When my client connects, I get following request:
(14): GET / HTTP/1.1
(18): Upgrade: WebSocket
(19): Connection: Upgrade
(20): Host: localhost:8483
(24): Origin: http://localhost
(45): Sec-WebSocket-Key1: P3$04 H85Zf# 9 9d a0 x10[
(34): Sec-WebSocket-Key2: 416393 2 560Y
(0):
(The numbers in brackets, the brackets, the colons and the spaces thereafter only being something I add for the System.out.println() command). The numbers in brackets are the length of the line in bytes.

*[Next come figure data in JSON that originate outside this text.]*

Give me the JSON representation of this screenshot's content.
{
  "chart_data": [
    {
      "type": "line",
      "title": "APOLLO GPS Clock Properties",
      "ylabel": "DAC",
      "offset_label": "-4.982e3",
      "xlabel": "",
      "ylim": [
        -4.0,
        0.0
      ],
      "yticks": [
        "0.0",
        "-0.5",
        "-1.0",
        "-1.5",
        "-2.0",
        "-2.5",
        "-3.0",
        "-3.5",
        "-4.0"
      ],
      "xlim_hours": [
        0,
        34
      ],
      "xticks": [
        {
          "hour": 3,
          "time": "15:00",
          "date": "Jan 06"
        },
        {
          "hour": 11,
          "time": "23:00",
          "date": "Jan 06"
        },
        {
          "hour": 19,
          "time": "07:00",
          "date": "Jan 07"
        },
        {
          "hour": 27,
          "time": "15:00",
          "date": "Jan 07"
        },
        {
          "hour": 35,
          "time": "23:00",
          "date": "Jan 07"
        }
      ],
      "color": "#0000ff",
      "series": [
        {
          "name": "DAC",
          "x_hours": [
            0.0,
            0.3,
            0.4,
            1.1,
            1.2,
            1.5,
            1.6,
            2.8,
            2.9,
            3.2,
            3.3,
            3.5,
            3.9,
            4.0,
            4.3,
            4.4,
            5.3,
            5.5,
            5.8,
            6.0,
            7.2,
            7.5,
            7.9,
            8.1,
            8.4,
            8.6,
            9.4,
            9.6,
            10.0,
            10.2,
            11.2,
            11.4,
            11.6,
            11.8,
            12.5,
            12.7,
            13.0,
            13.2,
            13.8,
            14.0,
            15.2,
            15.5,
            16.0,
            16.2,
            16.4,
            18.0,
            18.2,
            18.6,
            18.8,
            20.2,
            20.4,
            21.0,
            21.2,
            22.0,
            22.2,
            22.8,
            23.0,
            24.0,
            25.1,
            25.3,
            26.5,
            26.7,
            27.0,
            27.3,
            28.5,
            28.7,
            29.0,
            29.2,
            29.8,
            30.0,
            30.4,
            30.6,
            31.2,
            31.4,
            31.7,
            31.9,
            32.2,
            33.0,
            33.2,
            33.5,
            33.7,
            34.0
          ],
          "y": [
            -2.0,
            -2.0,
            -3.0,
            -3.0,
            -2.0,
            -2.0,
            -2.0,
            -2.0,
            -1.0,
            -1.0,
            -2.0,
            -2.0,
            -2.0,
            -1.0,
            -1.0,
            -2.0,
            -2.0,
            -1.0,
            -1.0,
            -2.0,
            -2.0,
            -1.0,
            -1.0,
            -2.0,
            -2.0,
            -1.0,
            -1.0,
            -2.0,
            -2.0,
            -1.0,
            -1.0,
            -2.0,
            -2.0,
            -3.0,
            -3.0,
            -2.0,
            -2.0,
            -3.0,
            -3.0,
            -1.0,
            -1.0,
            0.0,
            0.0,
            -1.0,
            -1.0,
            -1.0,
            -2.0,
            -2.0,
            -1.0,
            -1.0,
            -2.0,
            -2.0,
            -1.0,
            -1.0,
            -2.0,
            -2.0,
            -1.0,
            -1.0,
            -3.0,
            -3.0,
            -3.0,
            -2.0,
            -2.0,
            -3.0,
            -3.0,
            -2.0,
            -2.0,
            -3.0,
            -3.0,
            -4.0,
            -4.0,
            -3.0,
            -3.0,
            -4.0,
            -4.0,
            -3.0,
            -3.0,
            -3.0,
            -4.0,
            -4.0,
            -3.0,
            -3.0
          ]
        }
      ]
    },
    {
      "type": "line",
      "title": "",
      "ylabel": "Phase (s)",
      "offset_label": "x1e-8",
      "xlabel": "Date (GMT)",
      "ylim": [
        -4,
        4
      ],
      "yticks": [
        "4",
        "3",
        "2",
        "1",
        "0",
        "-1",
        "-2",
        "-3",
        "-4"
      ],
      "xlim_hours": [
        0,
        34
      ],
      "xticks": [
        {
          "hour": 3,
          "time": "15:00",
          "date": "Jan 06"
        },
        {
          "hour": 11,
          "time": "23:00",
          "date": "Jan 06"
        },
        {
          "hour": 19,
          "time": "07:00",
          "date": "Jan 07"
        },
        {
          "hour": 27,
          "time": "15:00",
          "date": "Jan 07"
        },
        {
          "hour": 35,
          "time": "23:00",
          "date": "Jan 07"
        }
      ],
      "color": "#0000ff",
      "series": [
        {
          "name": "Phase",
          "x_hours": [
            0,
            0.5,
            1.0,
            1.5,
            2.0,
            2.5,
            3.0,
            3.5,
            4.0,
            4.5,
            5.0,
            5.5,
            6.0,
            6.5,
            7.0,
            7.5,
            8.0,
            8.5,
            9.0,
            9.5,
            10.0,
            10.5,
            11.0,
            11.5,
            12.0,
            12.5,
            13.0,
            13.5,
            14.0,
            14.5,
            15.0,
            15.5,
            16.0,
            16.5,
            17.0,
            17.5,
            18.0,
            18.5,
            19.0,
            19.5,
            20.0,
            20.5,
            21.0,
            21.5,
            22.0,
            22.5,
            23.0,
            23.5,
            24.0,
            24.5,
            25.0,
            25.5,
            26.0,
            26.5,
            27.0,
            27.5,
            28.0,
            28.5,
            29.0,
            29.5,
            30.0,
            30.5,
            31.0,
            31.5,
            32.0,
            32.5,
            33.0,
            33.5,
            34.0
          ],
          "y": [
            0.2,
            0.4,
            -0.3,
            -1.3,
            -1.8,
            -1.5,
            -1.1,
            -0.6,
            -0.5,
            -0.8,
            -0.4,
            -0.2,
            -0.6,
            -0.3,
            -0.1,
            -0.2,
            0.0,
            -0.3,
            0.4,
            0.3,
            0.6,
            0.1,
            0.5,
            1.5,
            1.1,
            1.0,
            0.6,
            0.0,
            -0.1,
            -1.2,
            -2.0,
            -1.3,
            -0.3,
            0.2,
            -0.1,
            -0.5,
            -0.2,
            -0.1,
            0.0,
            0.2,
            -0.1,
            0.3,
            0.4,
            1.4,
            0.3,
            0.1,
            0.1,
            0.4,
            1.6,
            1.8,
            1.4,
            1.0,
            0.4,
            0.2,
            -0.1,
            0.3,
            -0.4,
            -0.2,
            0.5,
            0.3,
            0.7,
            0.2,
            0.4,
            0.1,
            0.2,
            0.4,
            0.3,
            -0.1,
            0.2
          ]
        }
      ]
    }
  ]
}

I first process the request using this function:
public boolean processHandshake(int lineNumber, String line){
if(handshakeProcessed || lineNumber > 9 || lineNumber < 1){
return false;
}
switch(lineNumber){
case 1:{ handshakeGetLocation = line.replace("GET ", "").replace(" HTTP/1.1", ""); break; }
case 2:{ handshakeUpgrade = line.replace("Upgrade: ", ""); break; }
case 3:{ handshakeConnection = line.replace("Connection: ", ""); break; }
case 4:{ handshakeHost = line.replace("Host: : ", ""); break; }
case 5:{ handshakeOrigin = line.replace("Origin: ", ""); break; }
case 6:{ handshakeSecWebSocketKey1 = line.replace("Sec-WebSocket-Key1: ", ""); break; }
case 7:{ handshakeSecWebSocketKey2 = line.replace("Sec-WebSocket-Key2: ", ""); handshakeProcessed = false; break; }
case 8:{ handshakeProcessed = true; }
case 9:{ handshakeProcessed = true; }
}
return true;
}
Now, according to this article and assuming it’s the first version of the protocol I need to process, I’ve been wondering how to deal with the quotients:
The thing is, for each key, I need to divide the number of digits by that of the spaces. I’ve been doing it like that:
private double calculateKeyReply(String key){
double numCount = key.replaceAll("[^0-9]", "").length();
double spaceCount = key.replaceAll("[^\\ ]", "").length();
System.out.println(numCount+"/"+spaceCount+"="+numCount/spaceCount);
return numCount/spaceCount;
}
And calling following function (replyHandshake()):
String handshake;
handshake = "HTTP/1.1 101 WebSocket Protocol Handshake\n";
handshake += "Upgrade: "+handshakeUpgrade+"\n"; // handshakeUpgrade and the following variables are instance variables I set when I process the request
handshake += "Connection: "+handshakeConnection+"\n";
handshake += "Sec-WebSocket-Origin: "+handshakeOrigin+"\n";
handshake += "Sec-WebSocket-Location: "+handshakeOrigin.replace("http", "ws")+handshakeGetLocation+"\n";
handshake += "Sec-WebSocket-Protocol: sample\n";
// handshake += "\n";
String nums = calculateKeyReply(handshakeSecWebSocketKey1)+""+calculateKeyReply(handshakeSecWebSocketKey2);
MessageDigest md5Digestor = MessageDigest.getInstance("MD5");
String md5 = new String(md5Digestor.digest(nums.getBytes()));
handshake += md5;
return handshake;
And then, somewhere else:
out.println(replyHandshake());
Am I doing something wrong? I’m testing it with the latest version of Google Chrome.
Thanks in advance!
If you go the extra mile and implement a server for yourself from scratch today, I would target the latest version of the protocol (version 8, draft 10).
The above handshake is from an outdated version.
Chrome 14 and Firefox 7/8 support the latest. Firefox 6 has a (disabled by default) old version. Chrome might very well drop support for any version <8.